A live maritime intelligence platform tracking sanctioned and dark-fleet vessels globally, built from public data and running continuously since May 2026.
Dark Fleet Watch is one of our own systems — built to answer a specific question that our clients in maritime insurance and compliance keep running into. When a vessel is renamed, reflagged and re-registered through opaque ownership chains, how do you know it’s the same hull that appeared on last year’s sanctions list?
The platform ingests global vessel-tracking signals in real time — roughly 130,000 to 220,000 position reports per hour — and cross-references them against sanctions lists published by the US Treasury, the UK Foreign Office, and Ukrainian defence intelligence. On top of that sits a behavioural layer that watches for the things a static list cannot see: AIS blackouts, implausible positions, proximity to known transshipment activity.

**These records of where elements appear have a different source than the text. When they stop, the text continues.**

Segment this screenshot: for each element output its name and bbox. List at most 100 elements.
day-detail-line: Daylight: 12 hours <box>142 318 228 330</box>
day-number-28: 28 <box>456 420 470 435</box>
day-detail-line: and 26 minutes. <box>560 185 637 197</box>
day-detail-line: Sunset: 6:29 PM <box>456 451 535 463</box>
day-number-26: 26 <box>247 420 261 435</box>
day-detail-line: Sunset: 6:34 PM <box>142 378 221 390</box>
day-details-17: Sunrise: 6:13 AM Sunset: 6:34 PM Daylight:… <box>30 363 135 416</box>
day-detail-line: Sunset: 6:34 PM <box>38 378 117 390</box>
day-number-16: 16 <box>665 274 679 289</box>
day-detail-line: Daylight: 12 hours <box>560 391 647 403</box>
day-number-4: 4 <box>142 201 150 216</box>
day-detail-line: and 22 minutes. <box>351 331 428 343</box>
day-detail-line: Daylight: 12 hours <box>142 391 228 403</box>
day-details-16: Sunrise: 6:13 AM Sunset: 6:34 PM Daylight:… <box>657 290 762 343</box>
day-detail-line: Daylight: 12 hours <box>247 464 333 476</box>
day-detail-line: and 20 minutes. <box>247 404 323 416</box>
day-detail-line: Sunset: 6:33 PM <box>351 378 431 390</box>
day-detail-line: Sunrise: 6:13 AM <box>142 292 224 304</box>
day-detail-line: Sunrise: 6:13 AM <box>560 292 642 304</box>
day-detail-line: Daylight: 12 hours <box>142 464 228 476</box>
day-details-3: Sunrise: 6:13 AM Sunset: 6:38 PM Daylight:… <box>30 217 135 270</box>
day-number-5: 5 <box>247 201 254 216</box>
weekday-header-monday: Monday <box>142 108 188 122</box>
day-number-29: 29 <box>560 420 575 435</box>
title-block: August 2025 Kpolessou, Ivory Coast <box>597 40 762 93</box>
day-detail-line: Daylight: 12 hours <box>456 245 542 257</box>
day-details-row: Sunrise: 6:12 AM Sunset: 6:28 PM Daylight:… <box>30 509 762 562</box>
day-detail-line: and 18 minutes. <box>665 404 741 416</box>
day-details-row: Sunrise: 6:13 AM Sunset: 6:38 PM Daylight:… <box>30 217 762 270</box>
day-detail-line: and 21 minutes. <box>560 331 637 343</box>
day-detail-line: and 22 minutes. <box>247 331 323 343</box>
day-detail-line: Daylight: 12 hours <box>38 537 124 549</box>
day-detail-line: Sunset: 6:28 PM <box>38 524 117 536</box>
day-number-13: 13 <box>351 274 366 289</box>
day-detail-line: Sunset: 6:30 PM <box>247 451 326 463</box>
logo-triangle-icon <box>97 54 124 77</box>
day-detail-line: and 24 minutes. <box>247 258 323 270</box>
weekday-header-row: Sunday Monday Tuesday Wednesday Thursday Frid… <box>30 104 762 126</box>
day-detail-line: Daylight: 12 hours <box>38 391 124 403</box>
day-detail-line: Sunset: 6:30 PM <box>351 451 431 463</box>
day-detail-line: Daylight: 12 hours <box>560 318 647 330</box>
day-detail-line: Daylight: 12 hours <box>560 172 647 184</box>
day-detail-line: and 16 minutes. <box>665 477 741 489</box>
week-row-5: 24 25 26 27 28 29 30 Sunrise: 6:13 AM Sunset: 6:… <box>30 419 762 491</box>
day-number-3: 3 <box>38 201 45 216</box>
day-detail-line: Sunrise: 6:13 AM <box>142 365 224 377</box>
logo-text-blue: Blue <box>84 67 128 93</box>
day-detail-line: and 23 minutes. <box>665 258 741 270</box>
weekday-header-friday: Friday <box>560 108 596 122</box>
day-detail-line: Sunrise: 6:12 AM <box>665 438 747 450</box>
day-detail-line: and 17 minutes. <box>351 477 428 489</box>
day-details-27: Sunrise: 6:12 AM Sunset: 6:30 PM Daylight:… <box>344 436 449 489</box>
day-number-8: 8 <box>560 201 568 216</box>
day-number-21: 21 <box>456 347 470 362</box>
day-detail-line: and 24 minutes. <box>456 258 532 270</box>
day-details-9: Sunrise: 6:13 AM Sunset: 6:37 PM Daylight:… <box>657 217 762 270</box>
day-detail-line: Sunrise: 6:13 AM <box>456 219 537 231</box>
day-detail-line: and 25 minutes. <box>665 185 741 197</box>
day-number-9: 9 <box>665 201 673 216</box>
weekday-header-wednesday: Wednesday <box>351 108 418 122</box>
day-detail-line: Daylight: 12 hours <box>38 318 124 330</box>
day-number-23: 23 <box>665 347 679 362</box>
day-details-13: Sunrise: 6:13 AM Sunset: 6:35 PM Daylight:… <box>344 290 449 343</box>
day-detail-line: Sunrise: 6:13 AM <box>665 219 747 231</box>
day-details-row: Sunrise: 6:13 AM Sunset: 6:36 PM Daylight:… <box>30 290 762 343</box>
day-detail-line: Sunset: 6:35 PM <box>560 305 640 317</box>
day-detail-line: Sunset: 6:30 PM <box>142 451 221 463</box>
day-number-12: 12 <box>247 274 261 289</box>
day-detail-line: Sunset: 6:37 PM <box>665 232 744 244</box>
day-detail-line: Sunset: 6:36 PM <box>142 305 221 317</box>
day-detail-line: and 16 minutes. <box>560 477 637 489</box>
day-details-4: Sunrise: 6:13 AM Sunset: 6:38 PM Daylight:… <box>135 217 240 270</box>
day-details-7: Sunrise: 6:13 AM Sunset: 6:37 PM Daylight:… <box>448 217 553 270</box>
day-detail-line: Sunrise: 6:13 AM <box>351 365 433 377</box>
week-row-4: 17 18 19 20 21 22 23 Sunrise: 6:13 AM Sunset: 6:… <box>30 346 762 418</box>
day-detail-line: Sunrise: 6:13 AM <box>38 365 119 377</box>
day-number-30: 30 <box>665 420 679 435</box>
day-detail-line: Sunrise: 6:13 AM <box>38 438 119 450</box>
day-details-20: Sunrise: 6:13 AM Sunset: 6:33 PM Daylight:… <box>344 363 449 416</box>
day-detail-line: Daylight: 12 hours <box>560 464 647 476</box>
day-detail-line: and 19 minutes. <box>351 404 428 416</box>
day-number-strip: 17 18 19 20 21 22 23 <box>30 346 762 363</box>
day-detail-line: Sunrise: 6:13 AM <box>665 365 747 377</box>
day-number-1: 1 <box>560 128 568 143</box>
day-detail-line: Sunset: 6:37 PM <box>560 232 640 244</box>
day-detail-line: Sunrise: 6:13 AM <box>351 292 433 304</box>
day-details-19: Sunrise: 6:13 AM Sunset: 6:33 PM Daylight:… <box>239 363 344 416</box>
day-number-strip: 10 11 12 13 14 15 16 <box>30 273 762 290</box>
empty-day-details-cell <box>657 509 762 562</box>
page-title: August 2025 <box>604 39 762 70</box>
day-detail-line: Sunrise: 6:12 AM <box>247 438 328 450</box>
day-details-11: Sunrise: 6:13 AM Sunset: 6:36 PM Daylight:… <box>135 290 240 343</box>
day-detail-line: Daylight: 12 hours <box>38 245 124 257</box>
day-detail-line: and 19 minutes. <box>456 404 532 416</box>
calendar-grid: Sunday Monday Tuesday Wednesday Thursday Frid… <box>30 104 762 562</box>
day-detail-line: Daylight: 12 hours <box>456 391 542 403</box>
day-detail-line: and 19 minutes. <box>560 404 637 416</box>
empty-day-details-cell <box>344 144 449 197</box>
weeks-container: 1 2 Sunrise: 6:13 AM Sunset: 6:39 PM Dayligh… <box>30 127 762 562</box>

At any given moment the platform is monitoring around 2,300 vessels under active designation, drawn from more than 3,600 individual sanctions entries across multiple lists. A vessel that appears on three different lists is one vessel with three pieces of corroborating evidence — the sort of distinction that matters when a claim is later examined.
For any flagged vessel, the platform produces a dated evidence record: what was knowable, and when. That is the artefact a compliance officer needs when a regulator asks the same question later.
A single 4 GB virtual server. PostgreSQL with the TimescaleDB extension handles the time-series data — currently around 100 million position records across a rolling thirty-day window, automatically pruned. FastAPI serves the web interface; PM2 supervises the ingestion, detection and refresh services independently, so a failure in one does not cascade to the others. The whole thing runs for less than £75 per year in infrastructure.
The database work here is where the interesting engineering lives. A single query rewrite reduced the front-page load time from 45 seconds to 0.3 seconds — a factor of 130 — by teaching Postgres to seek per vessel rather than scan across all of them. Retention policies keep the working set stable indefinitely without operator intervention. Ingestion has survived — and correctly diagnosed — a two-week upstream data outage without corrupting the historical record.
Because it demonstrates the shape of database work we do for clients: taking a messy, heterogeneous world of public data (sanctions lists in three different XML dialects, a Cloudflare-protected Ukrainian government catalogue, a real-time WebSocket feed) and turning it into something quiet, reliable, and answer-shaped.
The same pattern — ingest, structure, monitor, alert — sits under most of the intelligence work After the Rain builds for its clients.